Many corporate houses booked windfall profits from the 2G spectrum scandal, it has now come to light.
The opposition continued to stall both houses of Parliament on Thursday, demanding a Joint Parliamentary Committee investigation into the scandal, but elsewhere, questions were being asked about businessmen who made money from ousted telecom minister A Raja’s scandalous deals.
The CAG report tabled in Parliament earlier this week said Anil Dhirubhai Ambani Group benefited the most from improper allocation of licences. The Hindu reported:
The CAG has found that Mr. Ambani’s companies were given undue advantage over other players in at least three ways: first, the fact that Swan Telecom (now Etisalat DB Telecom), one of the 2G beneficiaries, appeared to have been acting as a front company for ADAG’s Reliance Telecom was ignored by the Department of Telecom; second, it got the spectrum before others in the queue; and third, Reliance Communications was favoured in the spectrum allocation while getting access to a dual technology licence for offering both CDMA and GSM services…
The CAG also pointed out that the e-mail address of the corporate as well as registered office of Swan Telecom Pvt. Ltd was shown as hari.nair@relianceada.com, and the same e-mail ID was also given for the correspondence address and the authorised contact person of the applicant company.

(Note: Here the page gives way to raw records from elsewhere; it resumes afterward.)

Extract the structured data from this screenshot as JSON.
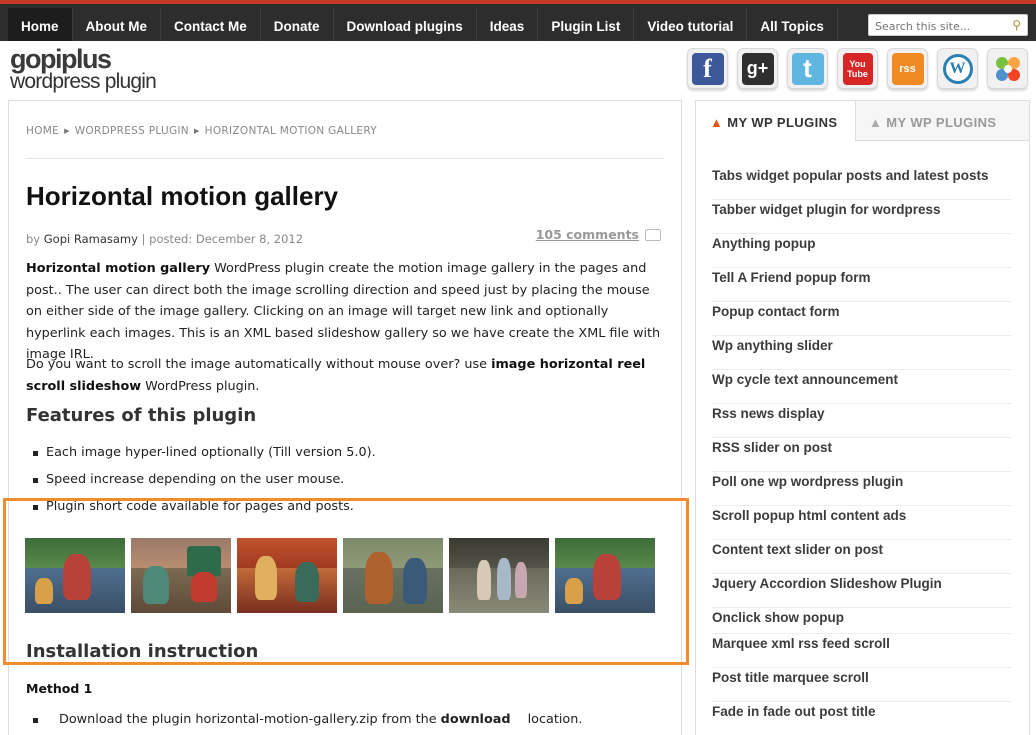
{
  "nav": {
    "items": [
      "Home",
      "About Me",
      "Contact Me",
      "Donate",
      "Download plugins",
      "Ideas",
      "Plugin List",
      "Video tutorial",
      "All Topics"
    ],
    "search_placeholder": "Search this site..."
  },
  "logo": {
    "line1": "gopiplus",
    "line2": "wordpress plugin"
  },
  "social": [
    {
      "name": "facebook-icon",
      "glyph": "f",
      "color": "#3b5998"
    },
    {
      "name": "google-plus-icon",
      "glyph": "g+",
      "color": "#2f2f2f"
    },
    {
      "name": "twitter-icon",
      "glyph": "t",
      "color": "#5fb6e0"
    },
    {
      "name": "youtube-icon",
      "glyph": "You Tube",
      "color": "#d62626"
    },
    {
      "name": "rss-icon",
      "glyph": "rss",
      "color": "#f08a24"
    },
    {
      "name": "wordpress-icon",
      "glyph": "W",
      "color": "#2a7fb5"
    },
    {
      "name": "joomla-icon",
      "glyph": "J",
      "color": "#ffffff"
    }
  ],
  "breadcrumb": [
    "HOME",
    "WORDPRESS PLUGIN",
    "HORIZONTAL MOTION GALLERY"
  ],
  "post": {
    "title": "Horizontal motion gallery",
    "by": "by",
    "author": "Gopi Ramasamy",
    "posted": "| posted: December 8, 2012",
    "comments": "105 comments",
    "intro_bold": "Horizontal motion gallery",
    "intro_rest": " WordPress plugin create the motion image gallery in the pages and post.. The user can direct both the image scrolling direction and speed just by placing the mouse on either side of the image gallery. Clicking on an image will target new link and optionally hyperlink each images. This is an XML based slideshow gallery so we have create the XML file with image IRL.",
    "p2_a": "Do you want to scroll the image automatically without mouse over? use ",
    "p2_bold": "image horizontal reel scroll slideshow",
    "p2_b": " WordPress plugin.",
    "features_heading": "Features of this plugin",
    "features": [
      "Each image hyper-lined optionally (Till version 5.0).",
      "Speed increase depending on the user mouse.",
      "Plugin short code available for pages and posts."
    ],
    "install_heading": "Installation instruction",
    "method": "Method 1",
    "step_a": "Download the plugin horizontal-motion-gallery.zip from the ",
    "step_bold": "download",
    "step_b": " location."
  },
  "sidebar": {
    "tab_active": "MY WP PLUGINS",
    "tab_inactive": "MY WP PLUGINS",
    "plugins": [
      "Tabs widget popular posts and latest posts",
      "Tabber widget plugin for wordpress",
      "Anything popup",
      "Tell A Friend popup form",
      "Popup contact form",
      "Wp anything slider",
      "Wp cycle text announcement",
      "Rss news display",
      "RSS slider on post",
      "Poll one wp wordpress plugin",
      "Scroll popup html content ads",
      "Content text slider on post",
      "Jquery Accordion Slideshow Plugin",
      "Onclick show popup",
      "Marquee xml rss feed scroll",
      "Post title marquee scroll",
      "Fade in fade out post title"
    ]
  },
  "colors": {
    "accent": "#c8392b",
    "highlight": "#f08c2e",
    "nav_bg": "#2d2d2d"
  }
}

Meanwhile, pressure is mounting on Prime Minister Manmohan Singh to explain why he looked the other way when Raja was signing away the nation’s wealth for a pittance. BJP leader L K Advani said the Supreme Court had, for the first time, pointed fingers at a prime minister, and it was high time Singh made a statement.
On television, Subramaniam Swamy, president of the Janata Party, said Singh was not corrupt but weak. Swamy has filed a case in the Supreme Court against Raja’s deals. He spoke to reporters in front of the Supreme Court on Thursday, and asked why Singh had remained unresponsive to his plea for permission to proceed against Raja. He alleged the government was “embroidering the truth”.
Reporter Gopikrishnan, whose hard work as a reporter led to the unearthing of the scandal, believes telecom licences issued illegally will eventually be cancelled. Chandan Mitra, editor of The Pioneer, praised Gopikrishnan and revealed how he had grown into a reporter with a formidable reputation for digging out information.
I don’t know how much pressure he came under and from which quarters. But I faced more pressure over these reports than anything else in my 27 years of journalism, of which nearly 20 have been spent in senior editorial positions. I am proud to have withstood them. But even more proud that I gave a dynamic young man from Kerala a break in the national media, a break he used to do the nation a sterling service. J Gopikrishnan has made history and The Pioneer basks in his achievement.
In an interview Mitra ran with his article, titled The Man Who Felled a King, Gopikrishnan reveals that a whistleblower within the telecom ministry helped him unravel the complexities of the scandal.
The Economic Times reported that the government would take action against five telecom companies that profited from the scandal. It quoted an official and said:
The five companies notably Unitech, S Tel, Loop Mobile, Datacom (Videocon) and Etisalat, are likely to attract heavy penalties for disclosing incomplete information and submitting fictitious documents and adopting other fraudulent means to get licenses, the official said, adding that no plans were afoot to cancel their licences.
Cancellation of licences retrospectively will penalise foreign operators who have bought stakes in these companies, and could send out wrong signals to investments from abroad, and also lead to complicated legal processes. It will also result in losses as some of these companies have invested significant amounts in rolling out operations, this official added.
In news that broke late afternoon on Thursday, the Telephone Regulatory Authority of India recommended the cancellation of 69 telecom licences, and Videocon, Aircel and Uninor are among those who could lose their licences.